Mellisa didn't go back to the Council chambers that evening. She couldn't face the politics or the paperwork. Instead, she went to the upper terrace, where the air was thin and smelled of the coming frost.
Leo was already there. He was sitting on the low stone wall, his legs dangling over the edge as he stared out at the flickering lights of the Realm below.
"You look like someone stole your thoughts," Leo said without turning around.
Mellisa smiled faintly, leaning against the cold pillar. "Only the ones I didn't want to keep, Leo."
She sat beside him. For a long while, neither of them spoke. The silence of the terrace was different from the silence in the war room; it was restful.
Then Leo broke it. "You're holding too much, Mel. You're going to crack."
Mellisa exhaled, a long, shaky breath. "Am I that obvious?"
"To me? Yeah," Leo replied, finally looking at her. "You've got that look Felix gets when he's trying to hide a bruise."
She hesitated, then let herself be honest for the first time in weeks. "I'm trying to protect everyone, Leo.
Felix, Kai, even Ember. And I think I'm just hurting them instead. The secrets... they're building a wall."
Leo nodded slowly. "That's the worst kind of leadership. Thinking you have to be the only one with the weight on your shoulders."
Mellisa glanced at him, surprised by the maturity in his tone. "You don't believe in sugarcoating things, do you?"
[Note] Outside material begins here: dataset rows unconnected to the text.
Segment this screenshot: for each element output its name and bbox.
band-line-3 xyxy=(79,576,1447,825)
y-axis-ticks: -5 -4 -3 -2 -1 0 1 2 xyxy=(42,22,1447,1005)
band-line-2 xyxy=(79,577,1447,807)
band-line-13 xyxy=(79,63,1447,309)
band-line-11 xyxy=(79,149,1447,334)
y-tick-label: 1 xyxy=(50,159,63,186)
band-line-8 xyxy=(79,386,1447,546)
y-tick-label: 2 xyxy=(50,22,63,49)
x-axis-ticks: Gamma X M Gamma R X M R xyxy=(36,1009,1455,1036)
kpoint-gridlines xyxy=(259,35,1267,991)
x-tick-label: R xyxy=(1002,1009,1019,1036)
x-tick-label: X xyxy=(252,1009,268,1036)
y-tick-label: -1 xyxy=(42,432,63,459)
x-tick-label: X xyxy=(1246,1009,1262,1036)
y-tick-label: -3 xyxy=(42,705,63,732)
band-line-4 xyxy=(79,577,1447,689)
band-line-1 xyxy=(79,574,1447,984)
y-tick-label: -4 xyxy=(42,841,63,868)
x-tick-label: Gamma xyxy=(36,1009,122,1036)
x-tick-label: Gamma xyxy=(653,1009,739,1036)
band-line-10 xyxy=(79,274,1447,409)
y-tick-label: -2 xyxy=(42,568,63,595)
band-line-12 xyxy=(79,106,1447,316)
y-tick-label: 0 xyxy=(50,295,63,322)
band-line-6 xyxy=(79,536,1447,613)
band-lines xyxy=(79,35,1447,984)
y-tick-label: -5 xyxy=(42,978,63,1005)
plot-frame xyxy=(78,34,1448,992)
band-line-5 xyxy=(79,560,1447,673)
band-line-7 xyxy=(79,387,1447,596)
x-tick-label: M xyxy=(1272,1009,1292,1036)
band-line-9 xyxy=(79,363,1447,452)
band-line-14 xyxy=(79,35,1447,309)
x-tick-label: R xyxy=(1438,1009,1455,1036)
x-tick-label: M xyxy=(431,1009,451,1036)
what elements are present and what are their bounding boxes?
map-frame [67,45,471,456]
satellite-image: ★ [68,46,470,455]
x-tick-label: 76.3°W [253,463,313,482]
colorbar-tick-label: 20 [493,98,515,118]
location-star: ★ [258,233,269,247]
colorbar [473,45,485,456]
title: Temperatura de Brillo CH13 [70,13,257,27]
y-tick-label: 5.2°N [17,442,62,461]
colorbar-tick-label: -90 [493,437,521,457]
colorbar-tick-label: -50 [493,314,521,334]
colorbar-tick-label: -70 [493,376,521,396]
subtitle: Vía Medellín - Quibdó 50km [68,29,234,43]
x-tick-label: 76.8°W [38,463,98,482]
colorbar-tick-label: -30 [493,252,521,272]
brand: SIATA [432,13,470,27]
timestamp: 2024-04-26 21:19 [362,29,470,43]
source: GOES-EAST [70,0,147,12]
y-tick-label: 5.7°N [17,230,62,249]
"No point," he said, shrugging. "But listen—people don't need you to be a perfect shield. They just need you to stay. To be there when they fall."
Mellisa swallowed hard. "What if staying means staying silent? What if the truth would break them?"
Leo looked at her, his eyes earnest and steady. "Then make sure they know the silence isn't absence. You don't have to explain every secret, Mel. Just don't disappear into them."
Something inside Mellisa finally loosened—a knot she hadn't realized was there.
"Thank you, Leo," she said quietly.
Leo smiled, a rare, genuine expression.
"Anytime. You're not alone in this—no matter how much you act like you are."
That night, the Citadel was quiet, but it was the silence of a held breath.
Ember sat alone in the dark, staring at the faint scorch marks on her gloves—physical proof that she was losing her grip on the only thing she had left: her power.
Felix stood at his window, eyes fixed on the dark horizon beyond the wards, knowing Aurelius had seen his hesitation. Knowing the enemy now knew his weakness.
Kai reviewed the patrol routes with a growing sense of dread, the "patterns" he loved so much finally failing to make sense.
And Mellisa? She returned from the terrace steadier than she had been in days. She was still carrying Felix's secret, but after talking to Leo, she was no longer carrying it alone.
The danger was back. It was in the mist, and it was in the hallway.
And the next move from the shadows would not be gentle.